VOL. 125 | NO. 252 | Wednesday, December 29, 2010
Local School Issue on Verge of Going Statewide
By Bill Dries
Tennessee Gov.-elect Bill Haslam knew the question was coming.
Haslam was in Memphis earlier this month to announce he was tapping District Attorney General Bill Gibbons for his cabinet.
He also knew the Memphis City Schools board was a week and a half away from voting on a charter surrender.
“I probably won’t,” Haslam said when a reporter asked if he would get involved. “Obviously if there’s a way the
various parties think there’s a way we can help, I will. But we won’t take a proactive role.”
Two nights earlier, there were already indications that the standoff between Shelby County’s two public school systems could become something more than a difference of opinion to be settled locally.
Aside from a private act requesting special school district status for Shelby County schools, there is a statewide lifting of the 1982 ban on the creation of special school districts and a growing list of legislative bills that would apply to the entire state.
The Tennessee School Boards Association is expected to push for lifting the special district ban on behalf of other boards across the state and it wants taxing authority for those boards as well.
Republican state Sen. Brian Kelsey of Germantown gave a preview of one of several education bills he plans to introduce in the upcoming legislative session. It is a proposal he calls “equal opportunity scholarships.”
“It is one piece of the exciting reform package that we have going on in Memphis City Schools,” Kelsey told MCS board members at the board’s annual meeting with the legislative delegation this month.
The proposal would allow low-income students at failing or underperforming city schools to take the money the state spends on them and apply that money to attending another public school, a charter school or a private school.
MCS board members on both sides of the charter surrender question quickly identified the bill as a school voucher proposal and questioned how Kelsey could say it wouldn’t mean a loss of that funding to the school system.
Kelsey said there were ways to write the bill, which he has proposed before, that would allow for that.

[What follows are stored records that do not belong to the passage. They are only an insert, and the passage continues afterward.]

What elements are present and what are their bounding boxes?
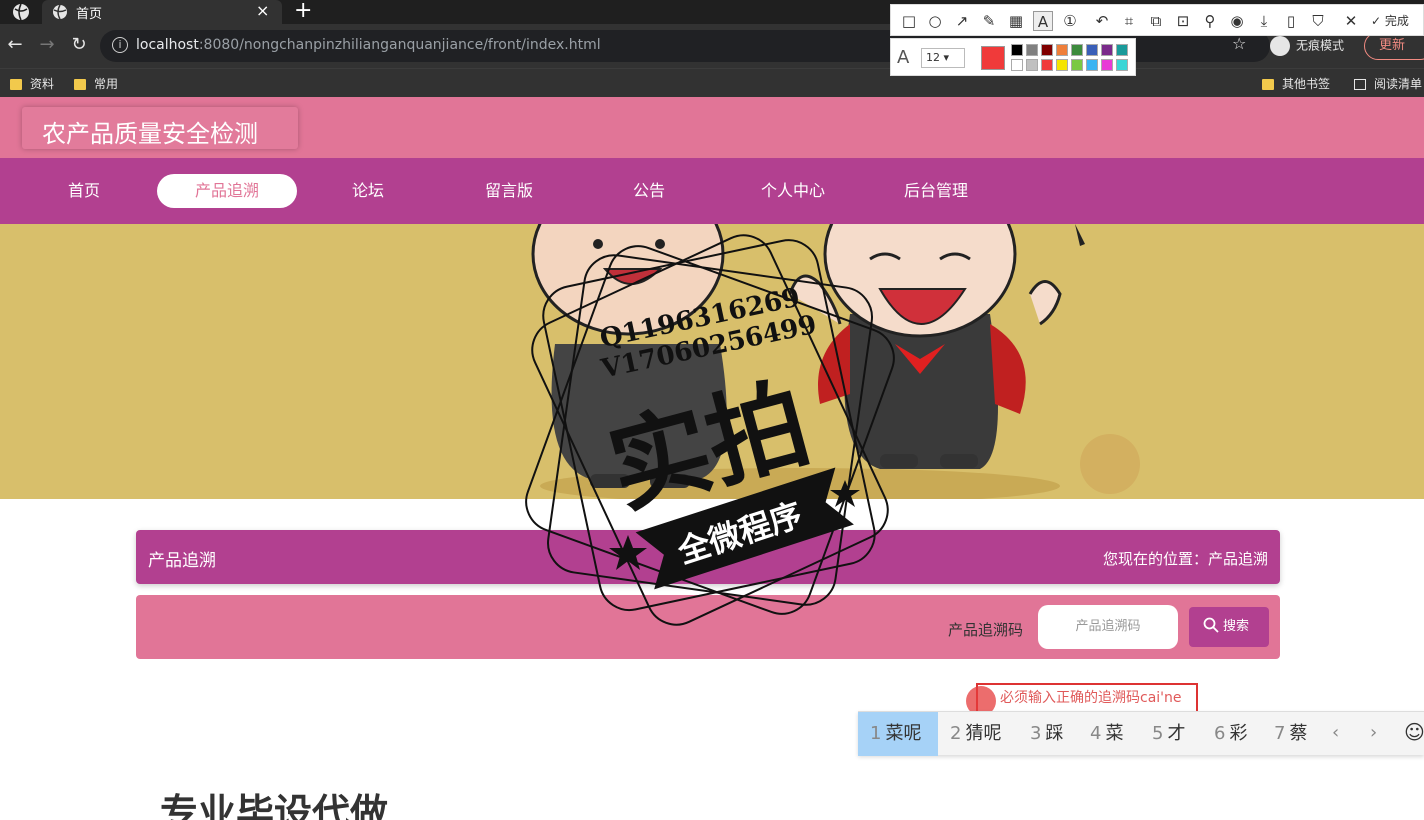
color-swatch[interactable] (1071, 44, 1083, 56)
text-style-panel: A 12 ▾ (890, 38, 1136, 76)
color-swatch[interactable] (1101, 44, 1113, 56)
annotation-toolbar: □ ○ ↗ ✎ ▦ A ① ↶ ⌗ ⧉ ⊡ ⚲ ◉ ⤓ ▯ ⛉ ✕ ✓ 完成 A… (890, 4, 1424, 76)
pen-tool-icon[interactable]: ✎ (979, 11, 999, 31)
nav-forum[interactable]: 论坛 (298, 174, 438, 208)
site-logo[interactable]: 农产品质量安全检测 (22, 107, 298, 149)
search-button[interactable]: 搜索 (1189, 607, 1269, 647)
banner-illustration (531, 224, 1140, 499)
color-swatch[interactable] (1116, 44, 1128, 56)
ime-candidate[interactable]: 4菜 (1090, 712, 1123, 756)
mosaic-tool-icon[interactable]: ▦ (1006, 11, 1026, 31)
section-header: 产品追溯 您现在的位置：产品追溯 (136, 530, 1280, 584)
color-swatch[interactable] (1056, 44, 1068, 56)
ime-candidate[interactable]: 1 菜呢 (858, 712, 938, 756)
emoji-icon[interactable]: ☺ (1404, 720, 1424, 744)
other-bookmarks[interactable]: 其他书签 (1262, 75, 1330, 92)
color-swatch[interactable] (1071, 59, 1083, 71)
ime-candidate[interactable]: 3踩 (1030, 712, 1063, 756)
color-swatch[interactable] (1116, 59, 1128, 71)
number-tool-icon[interactable]: ① (1060, 11, 1080, 31)
folder-icon (74, 79, 86, 90)
arrow-tool-icon[interactable]: ↗ (952, 11, 972, 31)
record-icon[interactable]: ◉ (1227, 11, 1247, 31)
ime-composition-field[interactable]: 必须输入正确的追溯码cai'ne (976, 683, 1198, 713)
phone-icon[interactable]: ▯ (1281, 11, 1301, 31)
translate-icon[interactable]: ⧉ (1146, 11, 1166, 31)
crop-icon[interactable]: ⌗ (1119, 11, 1139, 31)
back-icon[interactable]: ← (4, 34, 26, 56)
font-size-select[interactable]: 12 ▾ (921, 48, 965, 68)
done-button[interactable]: ✓ 完成 (1371, 12, 1409, 29)
chevron-right-icon[interactable]: › (1370, 722, 1377, 743)
nav-home[interactable]: 首页 (14, 174, 154, 208)
folder-icon (1262, 79, 1274, 90)
nav-announcements[interactable]: 公告 (579, 174, 719, 208)
browser-tab-home[interactable]: 首页 × (42, 0, 282, 24)
ime-candidate[interactable]: 5才 (1152, 712, 1185, 756)
section-title: 产品追溯 (148, 551, 216, 571)
color-swatch[interactable] (1011, 59, 1023, 71)
chevron-left-icon[interactable]: ‹ (1332, 722, 1339, 743)
ime-candidate[interactable]: 6彩 (1214, 712, 1247, 756)
reading-list-icon (1354, 79, 1366, 90)
annotation-tools: □ ○ ↗ ✎ ▦ A ① ↶ ⌗ ⧉ ⊡ ⚲ ◉ ⤓ ▯ ⛉ ✕ ✓ 完成 (890, 4, 1424, 36)
nav-product-trace[interactable]: 产品追溯 (157, 174, 297, 208)
pin-icon[interactable]: ⚲ (1200, 11, 1220, 31)
site-title: 农产品质量安全检测 (42, 120, 258, 148)
nav-admin[interactable]: 后台管理 (866, 174, 1006, 208)
bookmark-folder[interactable]: 资料 (10, 75, 54, 92)
color-swatch[interactable] (1101, 59, 1113, 71)
close-icon[interactable]: × (256, 1, 269, 20)
font-icon: A (897, 47, 910, 68)
breadcrumb: 您现在的位置：产品追溯 (1102, 550, 1268, 568)
color-swatch[interactable] (1026, 44, 1038, 56)
new-tab-button[interactable]: + (294, 0, 312, 23)
site-info-icon[interactable]: i (112, 37, 128, 53)
nav-user-center[interactable]: 个人中心 (723, 174, 863, 208)
trace-code-input[interactable]: 产品追溯码 (1038, 605, 1178, 649)
nav-message-board[interactable]: 留言版 (439, 174, 579, 208)
color-swatch[interactable] (1026, 59, 1038, 71)
forward-icon[interactable]: → (36, 34, 58, 56)
globe-icon (53, 4, 67, 20)
current-color-swatch[interactable] (981, 46, 1005, 70)
bookmark-folder[interactable]: 常用 (74, 75, 118, 92)
ellipse-tool-icon[interactable]: ○ (925, 11, 945, 31)
color-swatch[interactable] (1086, 44, 1098, 56)
tab-title: 首页 (76, 7, 103, 22)
bookmark-icon[interactable]: ⛉ (1308, 11, 1328, 31)
color-swatch[interactable] (1056, 59, 1068, 71)
folder-icon (10, 79, 22, 90)
ime-candidate[interactable]: 7蔡 (1274, 712, 1307, 756)
download-icon[interactable]: ⤓ (1254, 11, 1274, 31)
rectangle-tool-icon[interactable]: □ (899, 11, 919, 31)
globe-icon[interactable] (12, 3, 30, 21)
page-heading: 专业毕设代做 (160, 791, 389, 820)
ocr-icon[interactable]: ⊡ (1173, 11, 1193, 31)
search-icon (1203, 617, 1219, 633)
banner-image (0, 224, 1424, 499)
url-text: localhost:8080/nongchanpinzhilianganquan… (136, 37, 601, 53)
reading-list[interactable]: 阅读清单 (1354, 75, 1422, 92)
color-swatch[interactable] (1041, 44, 1053, 56)
reload-icon[interactable]: ↻ (68, 34, 90, 56)
undo-icon[interactable]: ↶ (1092, 11, 1112, 31)
text-tool-icon[interactable]: A (1033, 11, 1053, 31)
color-swatch[interactable] (1086, 59, 1098, 71)
ime-candidate[interactable]: 2 猜呢 (950, 712, 1001, 756)
search-label: 产品追溯码 (948, 621, 1024, 639)
color-swatch[interactable] (1011, 44, 1023, 56)
search-panel: 产品追溯码 产品追溯码 搜索 (136, 595, 1280, 659)
site-header: 农产品质量安全检测 (0, 97, 1424, 158)
close-icon[interactable]: ✕ (1341, 11, 1361, 31)
ime-candidate-bar: 1 菜呢 2 猜呢 3踩 4菜 5才 6彩 7蔡 ‹ › ☺ (858, 711, 1424, 756)
screen: 首页 × + ← → ↻ i localhost:8080/nongchanpi… (0, 0, 1424, 820)
color-swatch[interactable] (1041, 59, 1053, 71)
main-nav: 首页 产品追溯 论坛 留言版 公告 个人中心 后台管理 (0, 158, 1424, 224)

And he then ventured into how the MCS board might feel about a bill lifting the ban on special school districts if the private act for Shelby County did not include taxing authority for the county school board.
MCS board member Martavius Jones, sponsor of the city schools charter surrender resolution, said that still wouldn’t be acceptable because state law still creates separate taxing districts.
“Whether they have taxing authority or not, it still says that people who live in that … special school district area would fund special school districts in that area,” Jones said.
Kelsey persevered. “Of course the General Assembly could put any kind of new stipulation on any school district it ever decided to create.”
Jones said the answer was still no because of the “far-reaching” impact over years of the decision. “Thirty percent of the population is still hamstringing 70 percent of the population,” he said, referring to the percentage of the population in the county outside Memphis and the population percentage in Memphis.
The day after the MCS board approved the charter surrender resolution, Kelsey proposed another bill in Nashville to put any school district whose voters surrender its charter and where 15 percent or more of the schools are not making progress in meeting standards under state control – the entire school district.
Kelsey’s legislation would be a big step in an area governors and their state education commissioners have historically been cautious about.
The option of a state takeover of schools has been around for a while. But some past education commissioners have vowed never to use the takeover power and have the state running a school system on a daily basis from Nashville.
Outgoing Gov. Phil Bredesen raised the likelihood of a takeover of individual schools during his second term as governor.
But Bredesen was also careful to define state control as the state contracting with an education expert or institution to run a set of failing schools – not an entire school system.
Kelsey’s bill is in preliminary form and has no fiscal note attached – an estimate from state officials of how much a proposal will cost the state.